In 1880, Joseph Dickinson had a new building built on the southeast corner of Main and Ninth Street. As was the norm, the first floor was for retail, the second was generally offices, and originally the third floor was a public meeting room with “a 15-foot high ceiling.” Dickinson was in the money lending business, and his office was on the second floor, as seen in the 1888 newspaper advertisement below. The ad is for the merchant tailor John Peltz, who occupied the first floor, but just visible above that is “J. Dickinson & Co. Loan Agency.”

Soon after the building’s completion, the first retail occupant was Charles H. Pogue and his business partner, George Miller, who had just started a hardware store. Their business would grow and quickly outgrow the Dickinson Building. They soon moved their expanding business to Fort Wayne Ave. and the company would eventually be known as Miller Brothers Wholesale Hardware Co.

Early occupants of the third floor included the Young Men’s Christian Association, which moved in as soon as it was ready in late 1880. In 1884, the first 18 members of First English Lutheran Church used the YMCA room to form their new congregation. They worshipped there for about a year until they purchased a lot on the southwest corner of South A and 11th where they built their first church.
In the late 1890s, the retail store became a drug store and remained so for much of the 20th century. From Fields’ to Alford’s to Conkey’s, and in 1927 the Indianapolis firm of Hook’s Drugs opened its first Richmond store in this building.
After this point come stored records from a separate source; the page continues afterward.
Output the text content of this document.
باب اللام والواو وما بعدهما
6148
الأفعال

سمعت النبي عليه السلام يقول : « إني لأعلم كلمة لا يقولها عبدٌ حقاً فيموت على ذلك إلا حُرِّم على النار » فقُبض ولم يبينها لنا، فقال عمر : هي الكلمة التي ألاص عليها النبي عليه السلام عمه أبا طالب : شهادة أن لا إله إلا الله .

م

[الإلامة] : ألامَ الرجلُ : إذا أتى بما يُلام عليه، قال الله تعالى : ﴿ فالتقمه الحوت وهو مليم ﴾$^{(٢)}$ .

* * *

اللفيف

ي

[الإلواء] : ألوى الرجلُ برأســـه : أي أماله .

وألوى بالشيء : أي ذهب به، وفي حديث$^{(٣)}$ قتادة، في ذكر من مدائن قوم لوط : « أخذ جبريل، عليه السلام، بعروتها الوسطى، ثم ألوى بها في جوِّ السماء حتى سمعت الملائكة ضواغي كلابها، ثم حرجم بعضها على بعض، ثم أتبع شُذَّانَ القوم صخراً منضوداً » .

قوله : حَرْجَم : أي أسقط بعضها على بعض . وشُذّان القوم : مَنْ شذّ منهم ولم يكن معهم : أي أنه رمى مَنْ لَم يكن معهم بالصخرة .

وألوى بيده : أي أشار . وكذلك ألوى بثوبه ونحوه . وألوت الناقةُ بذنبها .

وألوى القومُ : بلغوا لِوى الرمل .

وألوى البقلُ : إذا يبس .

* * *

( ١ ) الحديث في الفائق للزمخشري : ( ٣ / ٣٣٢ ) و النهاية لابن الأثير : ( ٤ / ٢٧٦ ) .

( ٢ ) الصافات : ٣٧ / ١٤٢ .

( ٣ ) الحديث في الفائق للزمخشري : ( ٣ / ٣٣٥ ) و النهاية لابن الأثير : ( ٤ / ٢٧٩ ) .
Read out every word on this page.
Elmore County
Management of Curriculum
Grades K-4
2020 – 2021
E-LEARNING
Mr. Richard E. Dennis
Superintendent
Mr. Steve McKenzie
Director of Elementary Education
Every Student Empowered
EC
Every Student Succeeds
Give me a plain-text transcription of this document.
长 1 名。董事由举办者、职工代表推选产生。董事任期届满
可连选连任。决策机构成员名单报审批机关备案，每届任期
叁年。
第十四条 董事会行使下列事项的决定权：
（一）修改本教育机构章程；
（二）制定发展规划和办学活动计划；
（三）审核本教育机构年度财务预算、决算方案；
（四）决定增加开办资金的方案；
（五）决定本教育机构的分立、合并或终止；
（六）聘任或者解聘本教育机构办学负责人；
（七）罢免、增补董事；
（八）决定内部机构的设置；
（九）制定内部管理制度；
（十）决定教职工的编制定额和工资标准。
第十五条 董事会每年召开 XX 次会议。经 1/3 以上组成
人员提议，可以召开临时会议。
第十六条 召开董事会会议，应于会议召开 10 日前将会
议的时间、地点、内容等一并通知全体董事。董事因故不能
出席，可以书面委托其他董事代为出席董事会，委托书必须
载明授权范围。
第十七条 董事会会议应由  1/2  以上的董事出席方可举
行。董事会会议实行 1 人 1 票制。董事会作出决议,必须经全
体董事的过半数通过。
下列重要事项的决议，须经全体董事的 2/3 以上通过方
In 1963, Harry Voyles, Jr. purchased the building and moved his existing bookstore into the first floor. It became known as the Readmore Building, and the Readmore Bookstore flourished there from 1965 through 2001. Another owner renamed it Readmore Etc, from 2001 until 2008.


From 2008 until 2025 it was largely vacant, until Richmond Neighborhood Restoration purchased it and converted the upper floors into apartments and the ground floor into a business-ready space.